I tired to understand how induction motor works. And I found lots of difficulties.

My questions are;
1. Is induction motors a constant power machine or not?
Since the resistance of stator winding is fixed and the applied voltage is constant to the stator, so it looks to me that current flow is fixed regardless of loading. But I found that this is not the case. Why is that?

If the rotor draws current by magnetization, still the resistance of the stator is same. Could you please explain it not by an electrical circuit but by reasoning? Say
- current in stator winding induce magnetic field,
- stator tooth are magnetized by the magnetic field,
- magnetic field in the stator magnetizes the rotor,
- EMF is induced in a rotor bar,
- magnetic field of opposite direction forms inthe rotor bar,
- rotation of rotor
- current in stator winding induce magnetic field,
- stator tooth are magnetized by the magnetic field,
- magnetic field in the stator magnetizes the rotor,
- EMF is induced in a rotor bar,
- magnetic field of opposite direction forms inthe rotor bar,
- slip in the rotor due to load
- rotation of rotor

The only difference is slip.
How does slip influence more current at stator winding?
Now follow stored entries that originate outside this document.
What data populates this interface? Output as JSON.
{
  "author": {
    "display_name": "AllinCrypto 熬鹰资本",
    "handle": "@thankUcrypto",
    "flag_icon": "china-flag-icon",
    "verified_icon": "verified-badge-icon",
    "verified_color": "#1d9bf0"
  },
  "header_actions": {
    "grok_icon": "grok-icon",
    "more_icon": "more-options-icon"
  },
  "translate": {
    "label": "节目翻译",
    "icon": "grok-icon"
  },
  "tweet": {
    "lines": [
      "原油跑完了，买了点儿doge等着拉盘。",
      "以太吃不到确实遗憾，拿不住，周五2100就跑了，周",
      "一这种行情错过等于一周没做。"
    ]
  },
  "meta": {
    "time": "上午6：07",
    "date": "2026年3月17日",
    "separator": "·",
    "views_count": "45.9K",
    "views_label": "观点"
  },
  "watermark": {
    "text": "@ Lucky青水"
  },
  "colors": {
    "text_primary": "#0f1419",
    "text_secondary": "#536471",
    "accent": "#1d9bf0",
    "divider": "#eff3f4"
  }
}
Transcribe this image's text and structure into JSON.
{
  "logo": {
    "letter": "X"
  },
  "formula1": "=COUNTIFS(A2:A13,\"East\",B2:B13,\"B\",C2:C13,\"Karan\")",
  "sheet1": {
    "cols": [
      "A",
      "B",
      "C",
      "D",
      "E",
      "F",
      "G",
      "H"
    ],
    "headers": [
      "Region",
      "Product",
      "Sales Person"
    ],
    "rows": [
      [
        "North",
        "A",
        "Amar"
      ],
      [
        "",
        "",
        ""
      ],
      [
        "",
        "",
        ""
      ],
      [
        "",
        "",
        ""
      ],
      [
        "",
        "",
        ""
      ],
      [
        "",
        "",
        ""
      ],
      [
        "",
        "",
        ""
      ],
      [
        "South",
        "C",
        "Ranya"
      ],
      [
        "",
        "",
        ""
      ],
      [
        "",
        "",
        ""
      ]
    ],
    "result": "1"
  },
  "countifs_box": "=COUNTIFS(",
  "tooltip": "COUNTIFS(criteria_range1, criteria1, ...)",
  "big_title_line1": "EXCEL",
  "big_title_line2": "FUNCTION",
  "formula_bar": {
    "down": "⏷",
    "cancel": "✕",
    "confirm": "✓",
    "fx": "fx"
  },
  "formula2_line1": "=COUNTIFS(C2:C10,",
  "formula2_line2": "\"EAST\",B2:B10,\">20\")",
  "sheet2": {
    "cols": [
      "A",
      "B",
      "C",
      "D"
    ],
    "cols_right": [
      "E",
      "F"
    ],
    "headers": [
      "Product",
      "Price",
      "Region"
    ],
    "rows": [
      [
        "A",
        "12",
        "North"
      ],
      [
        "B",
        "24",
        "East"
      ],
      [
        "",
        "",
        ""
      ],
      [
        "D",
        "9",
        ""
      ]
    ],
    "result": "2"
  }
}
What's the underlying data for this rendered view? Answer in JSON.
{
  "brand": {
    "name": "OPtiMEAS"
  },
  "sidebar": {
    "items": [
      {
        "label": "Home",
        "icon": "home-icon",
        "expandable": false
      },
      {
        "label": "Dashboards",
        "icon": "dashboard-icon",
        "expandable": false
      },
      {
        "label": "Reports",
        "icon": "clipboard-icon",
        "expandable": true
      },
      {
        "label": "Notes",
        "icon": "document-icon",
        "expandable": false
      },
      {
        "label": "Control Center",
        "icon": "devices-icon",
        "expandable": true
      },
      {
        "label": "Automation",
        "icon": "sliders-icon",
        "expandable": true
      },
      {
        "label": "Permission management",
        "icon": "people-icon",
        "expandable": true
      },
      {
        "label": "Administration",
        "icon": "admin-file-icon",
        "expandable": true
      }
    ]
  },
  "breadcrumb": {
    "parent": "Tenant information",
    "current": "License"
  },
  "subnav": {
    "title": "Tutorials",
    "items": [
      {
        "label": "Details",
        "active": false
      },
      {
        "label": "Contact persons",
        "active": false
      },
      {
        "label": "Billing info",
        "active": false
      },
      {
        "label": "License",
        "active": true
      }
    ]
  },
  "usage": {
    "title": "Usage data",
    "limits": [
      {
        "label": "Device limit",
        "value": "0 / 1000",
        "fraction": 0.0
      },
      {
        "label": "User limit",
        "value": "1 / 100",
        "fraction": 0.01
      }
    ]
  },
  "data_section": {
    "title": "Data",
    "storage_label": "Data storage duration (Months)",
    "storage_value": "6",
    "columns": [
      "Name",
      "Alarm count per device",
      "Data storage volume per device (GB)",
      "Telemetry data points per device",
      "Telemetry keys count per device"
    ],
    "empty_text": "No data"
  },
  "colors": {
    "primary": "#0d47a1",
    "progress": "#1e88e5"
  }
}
What is the meaning of efficiency of induction motors?
People mention that the efficiency of induction motors is 75-90%.
And I found that the magnetizing current for inductor is about 20~60% (average 33% of FLC). Magnetizing current means current for no load case. (No mechanical work at all.)
If the magnetizing current is 33%, does this mean that sum of loading current and loss current is 67%? If this is the case, the efficiency of , say, 90% is actually 67%x0.9?

According to www.lmphotonics.com/energy.htm

The current flowing into an induction motor comprises three major components, magnetizing current, loss current and load current. The magnetizing current is essentially constant, being dependent only on the applied voltage....For a large motor, the magnetizing current can be as low as 20% of the rated full load current of the motor.

3. If high permeability materials were developed, how will it affect the efficiency of motor?
For example, to magnetze the stator core to 1.5T, an existing material needs 1000A/m. And the new material needs 500A/m.
Does the above case mean that with the new material, magnetizing current is reduce by half? So we can save lots of energy?
Is there any effect on load current?

2. ### takao21203 AAC Fanatic!

Apr 28, 2012
3,785
502
There are many different types of AC motors.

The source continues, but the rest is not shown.